Besides investments in individual REITs, there are also publicly traded vehicles such as exchange-traded funds, closed-end funds, and mutual funds that hold multiple REITs and offer the advantage of further diversification within the field of REITs but at the cost of another layer of administrative fees. These funds may be especially appropriate for less active investors because of the further oversight by the fund of the professional real estate managers of the REITs they hold.
The Real Estate Cycle Creates Investing Opportunities
In the slowing economic climate of 2008-2010, property values in general decreased and funds from real estate operations usually either decreased or even turned into losses, pushing down the value of the REITs themselves. Most REITs also rely on the availability of loans for purchase of property as a means of leveraging their capital. The problems in the financial markets made it harder to obtain loans and increased the costs associated with them. Since most REITs produced less taxable income, or even tax losses, they either reduced their dividends or eliminated them entirely, further depressing share prices.
So the current economic downturn may be creating an attractive opportunity for those willing to do their research and purchase particular REITs which may provide handsome returns in the future. Although share prices in many instances have risen from their lows, there are still many REITs available at relatively low values that may eventually turn profitable and begin paying or increasing their dividends and generating increased market value which holds the possibility of capital gains.
There will eventually be another general down cycle in the real estate market or down cycles in particular real estate sectors, either of which which would create better buying opportunities for investors. It may happen sooner or later but happen it will. As Warren Buffett advises, be greedy when others are fearful and be fearful when others are greedy.

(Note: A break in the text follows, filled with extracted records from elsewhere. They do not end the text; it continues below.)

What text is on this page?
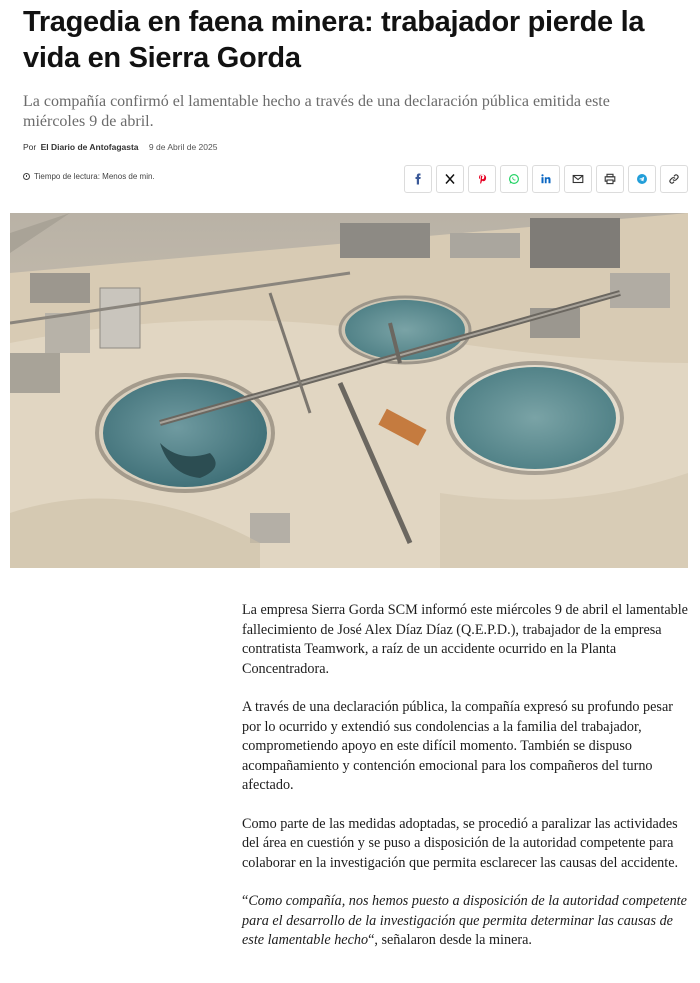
Tragedia en faena minera: trabajador pierde la vida en Sierra Gorda

La compañía confirmó el lamentable hecho a través de una declaración pública emitida este miércoles 9 de abril.

Por El Diario de Antofagasta 9 de Abril de 2025
Tiempo de lectura: Menos de min.

La empresa Sierra Gorda SCM informó este miércoles 9 de abril el lamentable fallecimiento de José Alex Díaz Díaz (Q.E.P.D.), trabajador de la empresa contratista Teamwork, a raíz de un accidente ocurrido en la Planta Concentradora.

A través de una declaración pública, la compañía expresó su profundo pesar por lo ocurrido y extendió sus condolencias a la familia del trabajador, comprometiendo apoyo en este difícil momento. También se dispuso acompañamiento y contención emocional para los compañeros del turno afectado.

Como parte de las medidas adoptadas, se procedió a paralizar las actividades del área en cuestión y se puso a disposición de la autoridad competente para colaborar en la investigación que permita esclarecer las causas del accidente.

“Como compañía, nos hemos puesto a disposición de la autoridad competente para el desarrollo de la investigación que permita determinar las causas de este lamentable hecho“, señalaron desde la minera.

The Advantages of Individual Retirement Accounts (IRAs) for Investing in Real Estate Investment Trusts (REITs)
An Individual Retirement Account (IRA) is the ideal type of account to hold REITs because the dividends and capital gains grow tax free. Depending on the type of IRA, taxes are paid on contributions and withdrawals are tax-free or else the contributions are deductible and the taxes are deferred until funds are withdrawn from the account. Decisions about whether or not to purchase investments that produce high current income or when to sell shares and take capital gains can be made without considering the immediate tax consequences when the decisions are made within the context of an IRA.
Learning More about REITs
Real estate is a core investment class along with stocks, bonds, commodities, and cash, yet many people overlook it completely. REITs are a good way to diversify an IRA into another liquid asset class, which may reduce risk and increase returns over the long run.
A good place to learn more about REITs is from the National Association of Real Estate Investment Trusts. Their website at www.reit.com provides a lot of reliable information and even offers subscriptions to publications at no charge to investors.
This article is intended only to provide basic introductory information and extend the range of investment possibilities under your general consideration. Always do your own research, especially regarding risk. Seek specific financial, legal, and tax advice from qualified professionals before making investments.